No matter what you believe in, you have to respect that kind of discipline in a day and age when it’s sorely lacking.
“Because it’s inside of me, I accomplished what I accomplished,” he said. “In today’s world, there are so many bad temptations. We live in a horrible time, and the rules that I follow and the faith that I have, it helps me to be where I’m at right now.”
If you haven’t guessed yet, Murtazaliev is now the IBF junior middleweight champion of the world. On April 6, he knocked Culcay out in the 11th round of one of the better fights of the first half of 2024. And that has opened up a whole new chapter for Murtazaliev, a 22-0 (16 KOs) Grozny native.
Although a Southern California resident these days, Murtazaliev is back in Russia to see his parents and get a little R&R before getting back to work.
“Everybody [at home] was very excited. I live and train in the U.S. and I already have good friends in the U.S., so the only thing I miss is my parents,” he said of his return to Russia.
But can he find good Russian food in California?
“California has good food, but the way how my mom cooks, nobody can beat that,” Murtazaliev said with a laugh, and we understand. Now the only problem is making sure he doesn’t blow up to heavyweight with that home cooking, because he has plenty of great matchups to be made at 154 pounds. And he wants them all – just give him a date and location.
“I have my manager Egis Klimas, I have my coach Roma [Kalantaryan], I have my promoter [Main Events], and I think they need to decide who I need to fight,” he said. “They need to do their job. My job is to train, stay ready, avoid injuries. If you ask me, personally, of course I want to fight the big names. I want to fight the names that made their mark in boxing history, such as [Errol] Spence that just moved up to 154, such as [Sebastian] Fundora that has two world titles. So if you ask me, of course I want to fight big names that make history in boxing. But at the same time, I have my team, and my team needs to decide who I'm going to fight next.”

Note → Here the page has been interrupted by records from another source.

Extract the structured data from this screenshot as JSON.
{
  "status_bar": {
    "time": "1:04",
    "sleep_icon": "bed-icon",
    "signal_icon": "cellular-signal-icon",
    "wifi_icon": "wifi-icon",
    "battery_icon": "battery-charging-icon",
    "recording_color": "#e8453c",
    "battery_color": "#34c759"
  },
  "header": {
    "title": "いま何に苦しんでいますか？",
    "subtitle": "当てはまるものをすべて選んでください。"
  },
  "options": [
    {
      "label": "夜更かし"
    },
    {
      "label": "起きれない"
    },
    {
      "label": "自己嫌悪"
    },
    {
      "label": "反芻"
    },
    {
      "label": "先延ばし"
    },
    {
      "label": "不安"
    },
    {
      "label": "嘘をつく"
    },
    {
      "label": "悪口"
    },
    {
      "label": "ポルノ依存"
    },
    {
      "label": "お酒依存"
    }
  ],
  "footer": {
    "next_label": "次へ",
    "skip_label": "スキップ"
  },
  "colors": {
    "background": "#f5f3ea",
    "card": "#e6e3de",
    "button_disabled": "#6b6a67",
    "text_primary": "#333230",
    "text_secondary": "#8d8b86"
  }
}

It's the right thing to say, so I remind him of an Instagram post he made that contained a clip from a film and a caption that read, “Dream big.”
What’s the big dream?
“My dreams are not connected with this world,” said Murtazaliev. “I have goals, and my goal was to become a world champion, which I did. And now my goal is to go after more titles, unified titles. I waited for four years for a fight for the title. That didn’t happen. So finally, I fought for the title. So my goal is to fight to unify the titles and to leave a good name in boxing history.”